Enfin, il y a lieu de débouter Monsieur [G] [C] de sa demande de remboursement, le virement effectué émanant de la SCI FIHIMO qui est donc la seule titulaire d’un droit de recours au titre de la répétition de l’indu s’agissant des sommes versées par erreur.
Sur la demande de dommages et intérêts
Selon l’article 1231-6 du code civil, le créancier auquel son débiteur en retard a causé, par sa mauvaise foi, un préjudice indépendant de ce retard, peut obtenir des dommages et intérêts distincts des intérêts moratoires de la créance.
Aux termes de l’article 1240 du code civil, tout fait quelconque de l’homme, qui cause à autrui un dommage, oblige celui par la faute duquel il est arrivé à le réparer.
L’indemnisation au titre de la résistance abusive consiste en des dommages et intérêts venant réparer le préjudice résultant de la résistance abusive à l’exécution d’une obligation, et pour laquelle il est nécessaire de caractériser une faute et un préjudice distinct. En effet, il est de jurisprudence constante que la résistance abusive du défendeur se définit par la contrainte pour le demandeur d’intenter une action en justice pour parvenir à ses fins, supposant ainsi la démonstration d’une attitude fautive du défendeur caractérisée notamment par sa malice, sa mauvaise foi ou une erreur grossière équivalente au dol.
En l’espèce, même s’il ressort des pièces produites aux débats que la SCCV [H] n’a répondu à aucune des sollicitations amiables de Monsieur [G] [C] et la SCI FIHIMO pour obtenir le remboursement de la somme de 1.000 euros versée par erreur en exécution du jugement du tribunal administratif de Montreuil du 29 janvier 2024, les demandeurs ne justifient pas d’un abus de droit ou du préjudice subi.

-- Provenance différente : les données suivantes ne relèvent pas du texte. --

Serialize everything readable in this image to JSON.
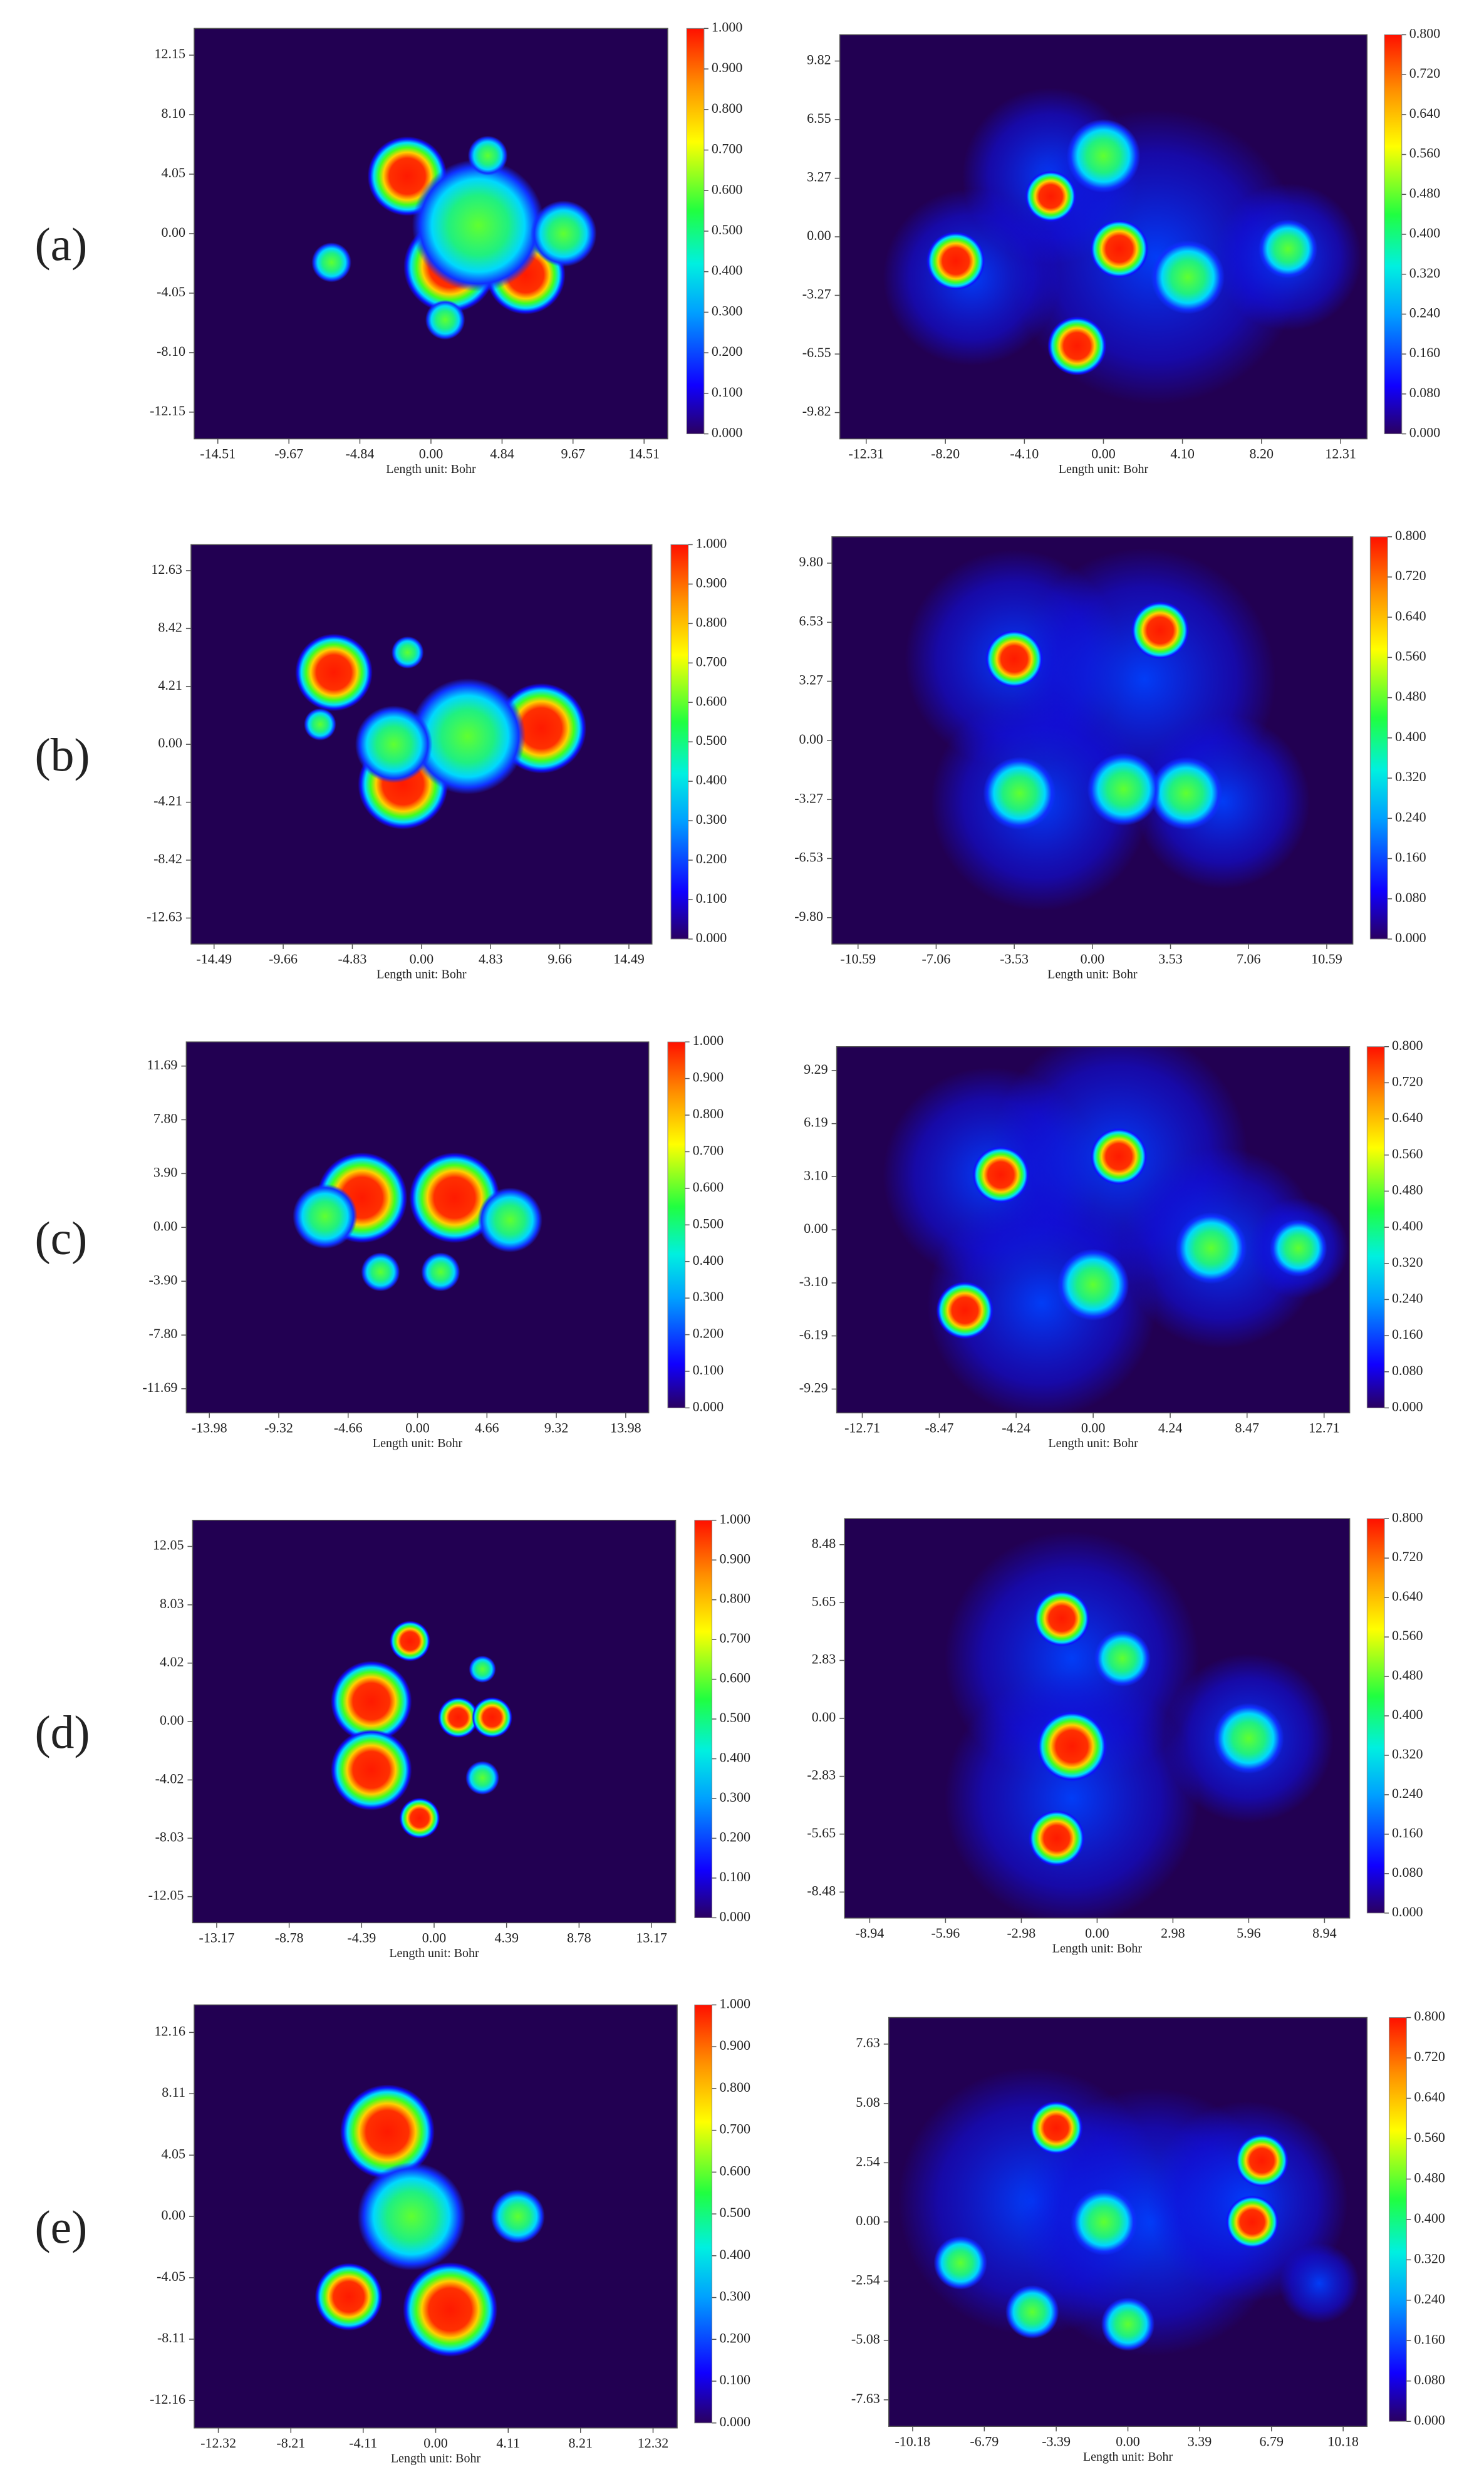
{
  "panel_labels": [
    "(a)",
    "(b)",
    "(c)",
    "(d)",
    "(e)"
  ],
  "chart_data": [
    {
      "type": "heatmap",
      "x_label": "Length unit: Bohr",
      "xlim": [
        -16.12,
        16.12
      ],
      "ylim": [
        -13.97,
        13.97
      ],
      "xticks": [
        -14.51,
        -9.67,
        -4.84,
        {
          "value": 0,
          "label": "0.00"
        },
        4.84,
        9.67,
        14.51
      ],
      "yticks": [
        12.15,
        {
          "value": 8.1,
          "label": "8.10"
        },
        4.05,
        {
          "value": 0,
          "label": "0.00"
        },
        -4.05,
        {
          "value": -8.1,
          "label": "-8.10"
        },
        -12.15
      ],
      "colorbar": {
        "lim": [
          0,
          1
        ],
        "ticks": [
          {
            "value": 0,
            "label": "0.000"
          },
          {
            "value": 0.1,
            "label": "0.100"
          },
          {
            "value": 0.2,
            "label": "0.200"
          },
          {
            "value": 0.3,
            "label": "0.300"
          },
          {
            "value": 0.4,
            "label": "0.400"
          },
          {
            "value": 0.5,
            "label": "0.500"
          },
          {
            "value": 0.6,
            "label": "0.600"
          },
          {
            "value": 0.7,
            "label": "0.700"
          },
          {
            "value": 0.8,
            "label": "0.800"
          },
          {
            "value": 0.9,
            "label": "0.900"
          },
          {
            "value": 1,
            "label": "1.000"
          }
        ]
      }
    },
    {
      "type": "heatmap",
      "x_label": "Length unit: Bohr",
      "xlim": [
        -13.68,
        13.68
      ],
      "ylim": [
        -11.29,
        11.29
      ],
      "xticks": [
        -12.31,
        {
          "value": -8.2,
          "label": "-8.20"
        },
        {
          "value": -4.1,
          "label": "-4.10"
        },
        {
          "value": 0,
          "label": "0.00"
        },
        {
          "value": 4.1,
          "label": "4.10"
        },
        {
          "value": 8.2,
          "label": "8.20"
        },
        12.31
      ],
      "yticks": [
        9.82,
        6.55,
        3.27,
        {
          "value": 0,
          "label": "0.00"
        },
        -3.27,
        -6.55,
        -9.82
      ],
      "colorbar": {
        "lim": [
          0,
          0.8
        ],
        "ticks": [
          {
            "value": 0,
            "label": "0.000"
          },
          {
            "value": 0.08,
            "label": "0.080"
          },
          {
            "value": 0.16,
            "label": "0.160"
          },
          {
            "value": 0.24,
            "label": "0.240"
          },
          {
            "value": 0.32,
            "label": "0.320"
          },
          {
            "value": 0.4,
            "label": "0.400"
          },
          {
            "value": 0.48,
            "label": "0.480"
          },
          {
            "value": 0.56,
            "label": "0.560"
          },
          {
            "value": 0.64,
            "label": "0.640"
          },
          {
            "value": 0.72,
            "label": "0.720"
          },
          {
            "value": 0.8,
            "label": "0.800"
          }
        ]
      }
    },
    {
      "type": "heatmap",
      "x_label": "Length unit: Bohr",
      "xlim": [
        -16.1,
        16.1
      ],
      "ylim": [
        -14.52,
        14.52
      ],
      "xticks": [
        -14.49,
        -9.66,
        -4.83,
        {
          "value": 0,
          "label": "0.00"
        },
        4.83,
        9.66,
        14.49
      ],
      "yticks": [
        12.63,
        8.42,
        4.21,
        {
          "value": 0,
          "label": "0.00"
        },
        -4.21,
        -8.42,
        -12.63
      ],
      "colorbar": {
        "lim": [
          0,
          1
        ],
        "ticks": [
          {
            "value": 0,
            "label": "0.000"
          },
          {
            "value": 0.1,
            "label": "0.100"
          },
          {
            "value": 0.2,
            "label": "0.200"
          },
          {
            "value": 0.3,
            "label": "0.300"
          },
          {
            "value": 0.4,
            "label": "0.400"
          },
          {
            "value": 0.5,
            "label": "0.500"
          },
          {
            "value": 0.6,
            "label": "0.600"
          },
          {
            "value": 0.7,
            "label": "0.700"
          },
          {
            "value": 0.8,
            "label": "0.800"
          },
          {
            "value": 0.9,
            "label": "0.900"
          },
          {
            "value": 1,
            "label": "1.000"
          }
        ]
      }
    },
    {
      "type": "heatmap",
      "x_label": "Length unit: Bohr",
      "xlim": [
        -11.77,
        11.77
      ],
      "ylim": [
        -11.26,
        11.26
      ],
      "xticks": [
        -10.59,
        -7.06,
        -3.53,
        {
          "value": 0,
          "label": "0.00"
        },
        3.53,
        7.06,
        10.59
      ],
      "yticks": [
        {
          "value": 9.8,
          "label": "9.80"
        },
        6.53,
        3.27,
        {
          "value": 0,
          "label": "0.00"
        },
        -3.27,
        -6.53,
        {
          "value": -9.8,
          "label": "-9.80"
        }
      ],
      "colorbar": {
        "lim": [
          0,
          0.8
        ],
        "ticks": [
          {
            "value": 0,
            "label": "0.000"
          },
          {
            "value": 0.08,
            "label": "0.080"
          },
          {
            "value": 0.16,
            "label": "0.160"
          },
          {
            "value": 0.24,
            "label": "0.240"
          },
          {
            "value": 0.32,
            "label": "0.320"
          },
          {
            "value": 0.4,
            "label": "0.400"
          },
          {
            "value": 0.48,
            "label": "0.480"
          },
          {
            "value": 0.56,
            "label": "0.560"
          },
          {
            "value": 0.64,
            "label": "0.640"
          },
          {
            "value": 0.72,
            "label": "0.720"
          },
          {
            "value": 0.8,
            "label": "0.800"
          }
        ]
      }
    },
    {
      "type": "heatmap",
      "x_label": "Length unit: Bohr",
      "xlim": [
        -15.53,
        15.53
      ],
      "ylim": [
        -13.44,
        13.44
      ],
      "xticks": [
        -13.98,
        -9.32,
        -4.66,
        {
          "value": 0,
          "label": "0.00"
        },
        4.66,
        9.32,
        13.98
      ],
      "yticks": [
        11.69,
        {
          "value": 7.8,
          "label": "7.80"
        },
        {
          "value": 3.9,
          "label": "3.90"
        },
        {
          "value": 0,
          "label": "0.00"
        },
        {
          "value": -3.9,
          "label": "-3.90"
        },
        {
          "value": -7.8,
          "label": "-7.80"
        },
        -11.69
      ],
      "colorbar": {
        "lim": [
          0,
          1
        ],
        "ticks": [
          {
            "value": 0,
            "label": "0.000"
          },
          {
            "value": 0.1,
            "label": "0.100"
          },
          {
            "value": 0.2,
            "label": "0.200"
          },
          {
            "value": 0.3,
            "label": "0.300"
          },
          {
            "value": 0.4,
            "label": "0.400"
          },
          {
            "value": 0.5,
            "label": "0.500"
          },
          {
            "value": 0.6,
            "label": "0.600"
          },
          {
            "value": 0.7,
            "label": "0.700"
          },
          {
            "value": 0.8,
            "label": "0.800"
          },
          {
            "value": 0.9,
            "label": "0.900"
          },
          {
            "value": 1,
            "label": "1.000"
          }
        ]
      }
    },
    {
      "type": "heatmap",
      "x_label": "Length unit: Bohr",
      "xlim": [
        -14.12,
        14.12
      ],
      "ylim": [
        -10.68,
        10.68
      ],
      "xticks": [
        -12.71,
        -8.47,
        -4.24,
        {
          "value": 0,
          "label": "0.00"
        },
        4.24,
        8.47,
        12.71
      ],
      "yticks": [
        9.29,
        6.19,
        {
          "value": 3.1,
          "label": "3.10"
        },
        {
          "value": 0,
          "label": "0.00"
        },
        {
          "value": -3.1,
          "label": "-3.10"
        },
        -6.19,
        -9.29
      ],
      "colorbar": {
        "lim": [
          0,
          0.8
        ],
        "ticks": [
          {
            "value": 0,
            "label": "0.000"
          },
          {
            "value": 0.08,
            "label": "0.080"
          },
          {
            "value": 0.16,
            "label": "0.160"
          },
          {
            "value": 0.24,
            "label": "0.240"
          },
          {
            "value": 0.32,
            "label": "0.320"
          },
          {
            "value": 0.4,
            "label": "0.400"
          },
          {
            "value": 0.48,
            "label": "0.480"
          },
          {
            "value": 0.56,
            "label": "0.560"
          },
          {
            "value": 0.64,
            "label": "0.640"
          },
          {
            "value": 0.72,
            "label": "0.720"
          },
          {
            "value": 0.8,
            "label": "0.800"
          }
        ]
      }
    },
    {
      "type": "heatmap",
      "x_label": "Length unit: Bohr",
      "xlim": [
        -14.63,
        14.63
      ],
      "ylim": [
        -13.85,
        13.85
      ],
      "xticks": [
        -13.17,
        -8.78,
        -4.39,
        {
          "value": 0,
          "label": "0.00"
        },
        4.39,
        8.78,
        13.17
      ],
      "yticks": [
        12.05,
        8.03,
        4.02,
        {
          "value": 0,
          "label": "0.00"
        },
        -4.02,
        -8.03,
        -12.05
      ],
      "colorbar": {
        "lim": [
          0,
          1
        ],
        "ticks": [
          {
            "value": 0,
            "label": "0.000"
          },
          {
            "value": 0.1,
            "label": "0.100"
          },
          {
            "value": 0.2,
            "label": "0.200"
          },
          {
            "value": 0.3,
            "label": "0.300"
          },
          {
            "value": 0.4,
            "label": "0.400"
          },
          {
            "value": 0.5,
            "label": "0.500"
          },
          {
            "value": 0.6,
            "label": "0.600"
          },
          {
            "value": 0.7,
            "label": "0.700"
          },
          {
            "value": 0.8,
            "label": "0.800"
          },
          {
            "value": 0.9,
            "label": "0.900"
          },
          {
            "value": 1,
            "label": "1.000"
          }
        ]
      }
    },
    {
      "type": "heatmap",
      "x_label": "Length unit: Bohr",
      "xlim": [
        -9.93,
        9.93
      ],
      "ylim": [
        -9.75,
        9.75
      ],
      "xticks": [
        -8.94,
        -5.96,
        -2.98,
        {
          "value": 0,
          "label": "0.00"
        },
        2.98,
        5.96,
        8.94
      ],
      "yticks": [
        8.48,
        5.65,
        2.83,
        {
          "value": 0,
          "label": "0.00"
        },
        -2.83,
        -5.65,
        -8.48
      ],
      "colorbar": {
        "lim": [
          0,
          0.8
        ],
        "ticks": [
          {
            "value": 0,
            "label": "0.000"
          },
          {
            "value": 0.08,
            "label": "0.080"
          },
          {
            "value": 0.16,
            "label": "0.160"
          },
          {
            "value": 0.24,
            "label": "0.240"
          },
          {
            "value": 0.32,
            "label": "0.320"
          },
          {
            "value": 0.4,
            "label": "0.400"
          },
          {
            "value": 0.48,
            "label": "0.480"
          },
          {
            "value": 0.56,
            "label": "0.560"
          },
          {
            "value": 0.64,
            "label": "0.640"
          },
          {
            "value": 0.72,
            "label": "0.720"
          },
          {
            "value": 0.8,
            "label": "0.800"
          }
        ]
      }
    },
    {
      "type": "heatmap",
      "x_label": "Length unit: Bohr",
      "xlim": [
        -13.69,
        13.69
      ],
      "ylim": [
        -13.98,
        13.98
      ],
      "xticks": [
        -12.32,
        -8.21,
        -4.11,
        {
          "value": 0,
          "label": "0.00"
        },
        4.11,
        8.21,
        12.32
      ],
      "yticks": [
        12.16,
        8.11,
        4.05,
        {
          "value": 0,
          "label": "0.00"
        },
        -4.05,
        -8.11,
        -12.16
      ],
      "colorbar": {
        "lim": [
          0,
          1
        ],
        "ticks": [
          {
            "value": 0,
            "label": "0.000"
          },
          {
            "value": 0.1,
            "label": "0.100"
          },
          {
            "value": 0.2,
            "label": "0.200"
          },
          {
            "value": 0.3,
            "label": "0.300"
          },
          {
            "value": 0.4,
            "label": "0.400"
          },
          {
            "value": 0.5,
            "label": "0.500"
          },
          {
            "value": 0.6,
            "label": "0.600"
          },
          {
            "value": 0.7,
            "label": "0.700"
          },
          {
            "value": 0.8,
            "label": "0.800"
          },
          {
            "value": 0.9,
            "label": "0.900"
          },
          {
            "value": 1,
            "label": "1.000"
          }
        ]
      }
    },
    {
      "type": "heatmap",
      "x_label": "Length unit: Bohr",
      "xlim": [
        -11.31,
        11.31
      ],
      "ylim": [
        -8.77,
        8.77
      ],
      "xticks": [
        -10.18,
        -6.79,
        -3.39,
        {
          "value": 0,
          "label": "0.00"
        },
        3.39,
        6.79,
        10.18
      ],
      "yticks": [
        7.63,
        5.08,
        2.54,
        {
          "value": 0,
          "label": "0.00"
        },
        -2.54,
        -5.08,
        -7.63
      ],
      "colorbar": {
        "lim": [
          0,
          0.8
        ],
        "ticks": [
          {
            "value": 0,
            "label": "0.000"
          },
          {
            "value": 0.08,
            "label": "0.080"
          },
          {
            "value": 0.16,
            "label": "0.160"
          },
          {
            "value": 0.24,
            "label": "0.240"
          },
          {
            "value": 0.32,
            "label": "0.320"
          },
          {
            "value": 0.4,
            "label": "0.400"
          },
          {
            "value": 0.48,
            "label": "0.480"
          },
          {
            "value": 0.56,
            "label": "0.560"
          },
          {
            "value": 0.64,
            "label": "0.640"
          },
          {
            "value": 0.72,
            "label": "0.720"
          },
          {
            "value": 0.8,
            "label": "0.800"
          }
        ]
      }
    }
  ]
}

Ils seront donc déboutés de leur demande de ce chef.
Sur les demandes accessoires
En application de l’article 696 du code de procédure civile, la SCCV [H], partie perdante, supportera la charge des dépens.
La présente décision est exécutoire à titre provisoire, conformément aux articles 489, 514 et 514-1 du code de procédure civile.
PAR CES MOTIFS
Le tribunal de proximité, statuant en audience publique, par jugement réputé contradictoire et en dernier ressort, rendu par mise à disposition au greffe,
CONDAMNE la SCCV [H] à verser à la SCI FIHIMO la somme de 1.000 euros au titre du remboursement de la somme indûment payée par cette dernière, avec les intérêts au taux légal à compter du 16 avril 2024 ;
DÉBOUTE Monsieur [G] [C] de sa demande de remboursement au titre de la répétition de l’indu ;
DÉBOUTE Monsieur [G] [C] et la SCI FIHIMO de leur demande en paiement au titre de la résistance abusive ;
CONDAMNE la SCCV [H] aux entiers dépens ;
REJETTE le surplus des demandes ;
RAPPELLE que la présente décision est de plein droit exécutoire à titre provisoire.